Casual small decisions are taken 'by the way'. They happen. They are not that significant to you.
You think and re-think and make a decision about the college you want to go to. And then you re-rethink and change your mind. You dilly-dally and weigh the sides until you think you have put in enough labor and are finally satisfied (hopefully). (Yet you are woeful when the college you foregave seems more promising on hindsight, what with your friends enjoying their time there immensely).
Similarly, whether to go for an MBA, MS, job, family beeziness, break, early-marriage, fooling around, waiting for the annual ritual of entrance exams... whatever you select, you ensure that you put in the deserved thought labor to the decision.
But really, what do we think when we think we are trying to decide? Do we look for any new information on the subject, or do we look for new information in the crevices of our mind... about ourselves?
The small decisions that you have made over the period of your life matter more... whether you chose craft or arts or music or drawing as that optional subject, whether you studied sanskrit or not, whether you were given a chance in the inter-school basketball tournament, whether you agreed to participate in the debate competition, whether you forced your mother to get you the new bike so that you could get thrill rides with fellow bikers, whether you were convinced that that silly but cute boy would make for a 'good bf' and gave him a chance, whether you copied and didn't get caught... or got caught, whether you chose to flout basic rules of propriety because you didn't understand the import of it.
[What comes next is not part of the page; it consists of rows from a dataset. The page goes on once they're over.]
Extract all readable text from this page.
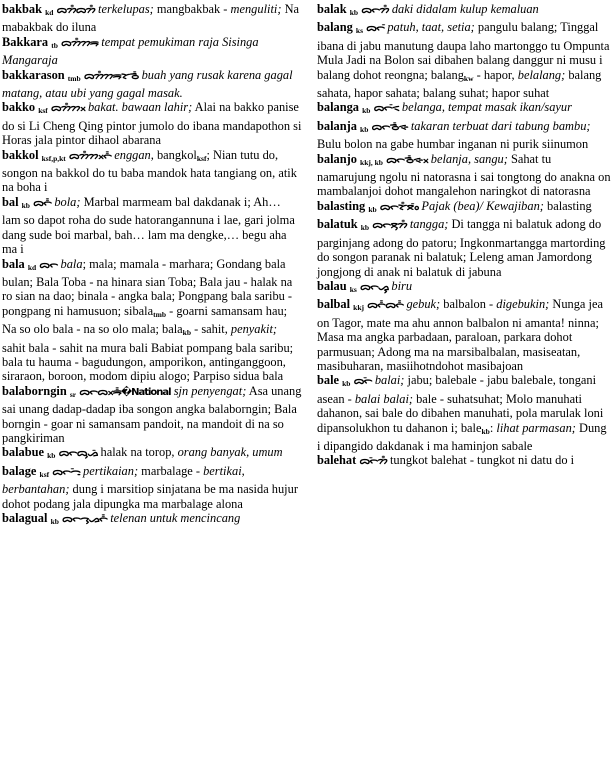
bakbak kd ᯅᯂ᯦ᯅᯂ᯦ terkelupas; mangbakbak - menguliti; Na mabakbak do iluna
Bakkara tb ᯅᯂ᯦ᯂᯒ tempat pemukiman raja Sisinga Mangaraja
bakkarason tmb ᯅᯂ᯦ᯂᯒᯘᯉ᯦ buah yang rusak karena gagal matang, atau ubi yang gagal masak.
bakko ksf ᯅᯂ᯦ᯂᯬ bakat. bawaan lahir; Alai na bakko panise do si Li Cheng Qing pintor jumolo do ibana mandapothon si Horas jala pintor dihaol abarana
bakkol ksf,p,kt ᯅᯂ᯦ᯂᯬᯞ᯦ enggan, bangkolksf; Nian tutu do, songon na bakkol do tu baba mandok hata tangiang on, atik na boha i
bal kb ᯅᯞ᯦ bola; Marbal marmeam bal dakdanak i; Ah… lam so dapot roha do sude hatorangannuna i lae, gari jolma dang sude boi marbal, bah… lam ma dengke,… begu aha ma i
bala kd ᯅᯞ bala; mala; mamala - marhara; Gondang bala bulan; Bala Toba - na hinara sian Toba; Bala jau - halak na ro sian na dao; binala - angka bala; Pongpang bala saribu - pongpang ni hamusuon; sibalatmb - goarni samansam hau; Na so olo bala - na so olo mala; balakb - sahit, penyakit; sahit bala - sahit na mura bali Babiat pompang bala saribu; bala tu hauma - bagudungon, amporikon, antinganggoon, siraraon, boroon, modom dipiu alogo; Parpiso sidua bala
balaborngin sr ᯅᯞᯅᯬᯒ᯦�National sjn penyengat; Asa unang sai unang dadap-dadap iba songon angka balaborngin; Bala borngin - goar ni samansam pandoit, na mandoit di na so pangkiriman
balabue kb ᯅᯞᯅᯮᯀᯩ halak na torop, orang banyak, umum
balage ksf ᯅᯞᯏᯩ pertikaian; marbalage - bertikai, berbantahan; dung i marsitiop sinjatana be ma nasida hujur dohot podang jala dipungka ma marbalage alona
balagual kb ᯅᯞᯎᯮᯀᯞ᯦ telenan untuk mencincang
balak kb ᯅᯞᯂ᯦ daki didalam kulup kemaluan
balang ks ᯅᯞᯰ patuh, taat, setia; pangulu balang; Tinggal ibana di jabu manutung daupa laho martonggo tu Ompunta Mula Jadi na Bolon sai dibahen balang danggur ni musu i balang dohot reongna; balangkw - hapor, belalang; balang sahata, hapor sahata; balang suhat; hapor suhat
balanga kb ᯅᯞᯰᯑ belanga, tempat masak ikan/sayur
balanja kb ᯅᯞᯉ᯦ᯐ takaran terbuat dari tabung bambu; Bulu bolon na gabe humbar inganan ni purik siinumon
balanjo kkj, kb ᯅᯞᯉ᯦ᯐᯬ belanja, sangu; Sahat tu namarujung ngolu ni natorasna i sai tongtong do anakna on mambalanjoi dohot mangalehon naringkot di natorasna
balasting kb ᯅᯞᯘ᯦ᯖᯪᯰ Pajak (bea)/ Kewajiban; balasting
balatuk kb ᯅᯞᯖᯮᯂ᯦ tangga; Di tangga ni balatuk adong do parginjang adong do patoru; Ingkonmartangga martording do songon paranak ni balatuk; Leleng aman Jamordong jongjong di anak ni balatuk di jabuna
balau ks ᯅᯞᯀᯮ biru
balbal kkj ᯅᯞ᯦ᯅᯞ᯦ gebuk; balbalon - digebukin; Nunga jea on Tagor, mate ma ahu annon balbalon ni amanta! ninna; Masa ma angka parbadaan, paraloan, parkara dohot parmusuan; Adong ma na marsibalbalan, masiseatan, masibuharan, masiihotndohot masibajoan
bale kb ᯅᯞᯩ balai; jabu; balebale - jabu balebale, tongani asean - balai balai; bale - suhatsuhat; Molo manuhati dahanon, sai bale do dibahen manuhati, pola marulak loni dipansolukhon tu dahanon i; balekb: lihat parmasan; Dung i dipangido dakdanak i ma haminjon sabale
balehat ᯅᯞᯩᯂ᯦ tungkot balehat - tungkot ni datu do i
Whether you cared about the choices you have to make everyday... whether you realized they were choices in the first place, that would eventually accumulate to what you would look back and call your life!
I realized today how much I enjoy reading... and I attribute that to one blessed day in history when a classmate mistakenly gave me a Nancy Drew book. It was the first serious novel that I read (semi) voluntarily. It was as late as 8th or 9th grade.
And it was absolutely un-put-down-able. I was hooked...
and i wonder how many other things I could have (still can) potentially gotten hooked on to, only if I made a small choice... not life-altering when I make it, but perhaps life-altering when looked back upon.